Rappelons les hypothèses et notions générales de la construction locale du cours d’action.

Le cours d’action

Nous entendons par cours d’action d’un acteur donné son activité à la fois préréflexive et pré- collective, c’est-à-dire montrable, racontable et commentable à tout instant de son déroulement par cet acteur à un observateur-interlocuteur dans des conditions favorables d’observation et d’interlocution.

Nous entendons par activité le flux des interactions dissymétriques entre un acteur et son environnement physique et social.

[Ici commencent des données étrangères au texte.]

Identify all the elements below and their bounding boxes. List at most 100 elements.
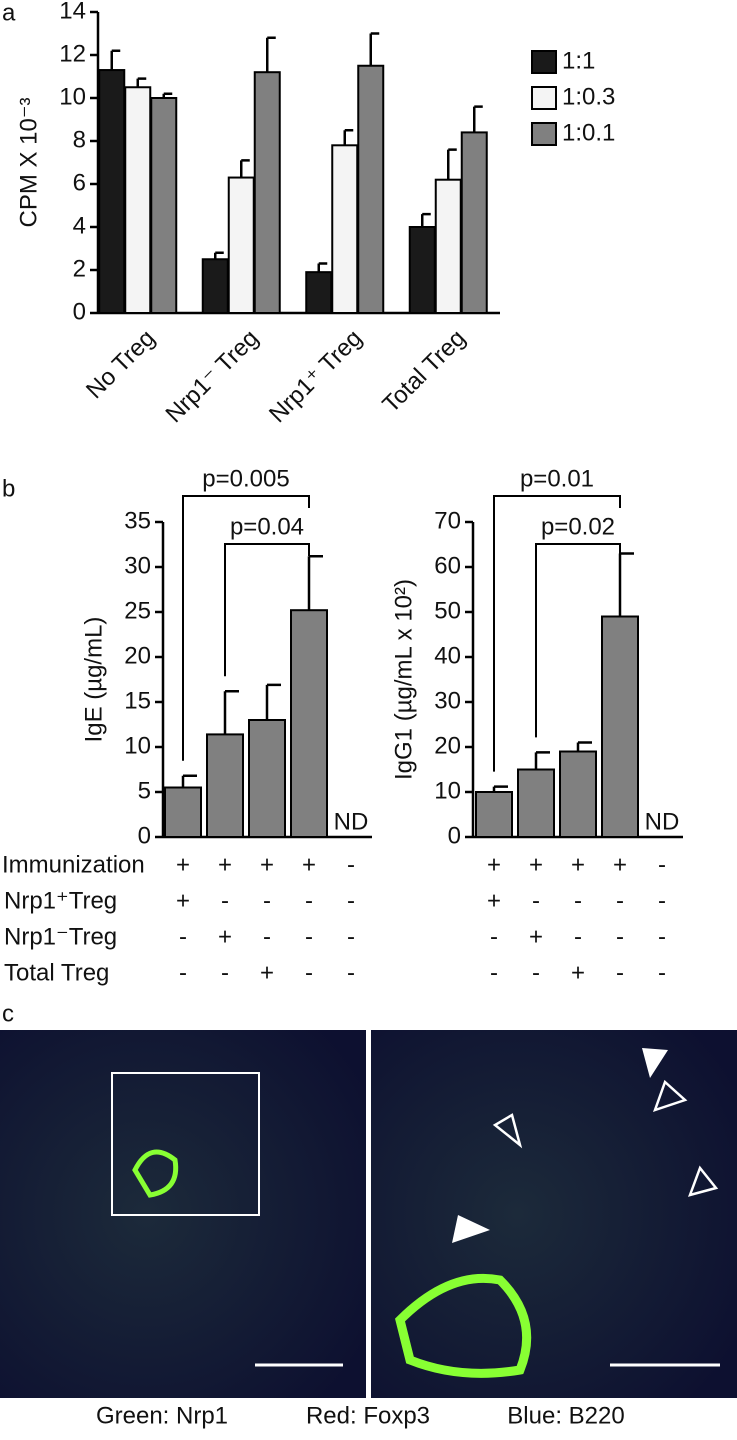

Ces interactions sont conçues comme dissymétriques au sens où elles sont décrites du point de vue de l’acteur, de ses structures internes.

Cette idée généralise une remarque de Lucy Suchman (voir Cognitive Science, Avril 1993) selon laquelle il faut abandonner la notion d’interaction homme-machine au profit de celle d’usage de la machine par l’homme.

Plus généralement, cette idée est en accord avec “ l’hypothèse de l’enaction ” concernant la cognition humaine telle qu’elle a été formulée par Francisco , selon laquelle, l’activité d’un système vivant est la dynamique du couplage structurel entre ce système vivant et son environnement, c’est-à-dire à chaque instant à la fois la mise en oeuvre du couplage structurel construit préalablement et la transformation de celui-ci. La notion de couplage structurel prend ainsi la place de celle de représentation symbolique stockée en mémoire chère au cognitivisme classique. Cette notion de couplage structurel a des conséquences épistémologiques importantes:

1/ un observateur d’un acteur ne peut connaître que le couplage structurel de cet acteur avec son environnement; il ne peut rien connaître des structures internes de cet acteur, sauf par inférence à partir du couplage structurel; la connaissance des structures internes de l’acteur est renvoyée pour l’essentiel aux neurosciences;

2/ la connaissance du couplage structurel d’un acteur avec son environnement, pour être valable, doit se faire du point de vue de l’acteur. L’observation du seul comportement ne suffit pas. Il faut des données qui permettent de s’assurer que la description du comportement effectuée traduit le point de vue de l’acteur. Il faut aussi des données sur d’autres éléments des interactions avec l’environnement que les actions et communications: perceptions, émotions, interprétations de différentes sortes.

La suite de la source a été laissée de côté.